This topic describes how to use the Go software development kit (SDK) for the short-sentence speech recognition feature of Intelligent Speech Interaction. It includes installation instructions and code examples.
Prerequisites
Before you use the SDK, you must review the API reference. For more information, see API reference.
Ensure that the Golang environment is installed and its basic configuration is complete.
The SDK supports Go 1.16 and later.
Download and install
Download and install the SDK.
Run the following command to download and install the SDK.
go get github.com/aliyun/alibabacloud-nls-go-sdkImport the SDK.
Add the following import statement to your code.
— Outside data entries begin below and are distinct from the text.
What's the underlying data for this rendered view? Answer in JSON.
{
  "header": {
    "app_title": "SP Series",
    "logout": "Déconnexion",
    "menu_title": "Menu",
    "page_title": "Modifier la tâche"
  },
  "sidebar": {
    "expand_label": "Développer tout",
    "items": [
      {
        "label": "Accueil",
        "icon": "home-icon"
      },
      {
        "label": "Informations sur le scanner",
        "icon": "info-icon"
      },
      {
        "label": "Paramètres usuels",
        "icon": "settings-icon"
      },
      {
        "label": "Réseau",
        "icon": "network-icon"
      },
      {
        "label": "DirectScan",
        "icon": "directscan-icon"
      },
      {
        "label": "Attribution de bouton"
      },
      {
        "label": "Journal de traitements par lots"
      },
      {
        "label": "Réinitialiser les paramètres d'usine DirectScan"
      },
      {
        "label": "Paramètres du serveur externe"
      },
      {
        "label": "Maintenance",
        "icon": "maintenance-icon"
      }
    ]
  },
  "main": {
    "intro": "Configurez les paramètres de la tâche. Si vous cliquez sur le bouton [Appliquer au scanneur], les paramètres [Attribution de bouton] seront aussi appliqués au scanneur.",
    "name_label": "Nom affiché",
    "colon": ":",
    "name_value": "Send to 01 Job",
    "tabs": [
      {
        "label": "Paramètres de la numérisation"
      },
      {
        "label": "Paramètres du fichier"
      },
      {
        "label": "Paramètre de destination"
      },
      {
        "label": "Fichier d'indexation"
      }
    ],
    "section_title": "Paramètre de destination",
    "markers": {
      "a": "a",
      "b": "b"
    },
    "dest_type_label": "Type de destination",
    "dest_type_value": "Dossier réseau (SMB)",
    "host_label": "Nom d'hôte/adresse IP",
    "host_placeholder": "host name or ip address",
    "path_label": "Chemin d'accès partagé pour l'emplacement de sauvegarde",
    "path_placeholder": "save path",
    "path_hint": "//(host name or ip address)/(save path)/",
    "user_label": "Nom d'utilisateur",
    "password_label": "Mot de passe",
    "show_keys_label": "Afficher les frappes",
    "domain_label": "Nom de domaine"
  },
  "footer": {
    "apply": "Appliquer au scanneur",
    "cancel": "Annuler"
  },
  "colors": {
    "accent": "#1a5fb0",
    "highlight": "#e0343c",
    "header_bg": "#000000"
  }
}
import ("github.com/aliyun/alibabacloud-nls-go-sdk")
SDK constants
Constant | Description |
SDK_VERSION | The SDK version. |
PCM | The PCM audio format. |
WAV | The WAV audio format. |
OPUS | The OPUS audio format. |
OPU | The OPU audio format. |
DEFAULT_DISTRIBUTE | The default region used to obtain a token. The default value is "cn-shanghai". |
DEFAULT_DOMAIN | The default URL used to obtain a token. The default value is "nls-meta.cn-shanghai.aliyuncs.com". |
DEFAULT_VERSION | The protocol version used to obtain a token. The default value is "2019-02-28". |
DEFAULT_URL | The default public cloud URL. The default value is "wss://nls-gateway-cn-shanghai.aliyuncs.com/ws/v1". |
Establish a connection
If you use an Akid and Akkey to obtain a token, you must cache the token and update it before it expires. Do not frequently call the API operation to obtain a token, because the cloud service may throttle your requests.
1. ConnectionConfig
The basic parameters that are required to establish a connection.
Parameters:
Parameter | Type | Description |
Url | String | The public cloud URL to access. If you are unsure, use the DEFAULT_URL constant. |
Token | String | The access token. For more information, see Overview of token generation. |
Akid | String | The AccessKey ID of your Alibaba Cloud account.
|
Akkey | String | The AccessKey Secret of your Alibaba Cloud account.
|
Appkey | String | The Appkey of the project. To obtain an Appkey, go to the console. |
2. func NewConnectionConfigWithToken(url string, appkey string, token string) *ConnectionConfig
Creates a `ConnectionConfig` object from a URL, an Appkey, and a token.
Parameters:
Parameter
Type
Description
Url
String
The public cloud URL to access. If you are unsure, use the DEFAULT_URL constant.
Appkey
String
The Appkey of the project. To obtain an Appkey, go to the console.
Token
String
The access token. For more information, see Overview of token generation.
Return value:
*ConnectionConfig: A pointer to the connection configuration object.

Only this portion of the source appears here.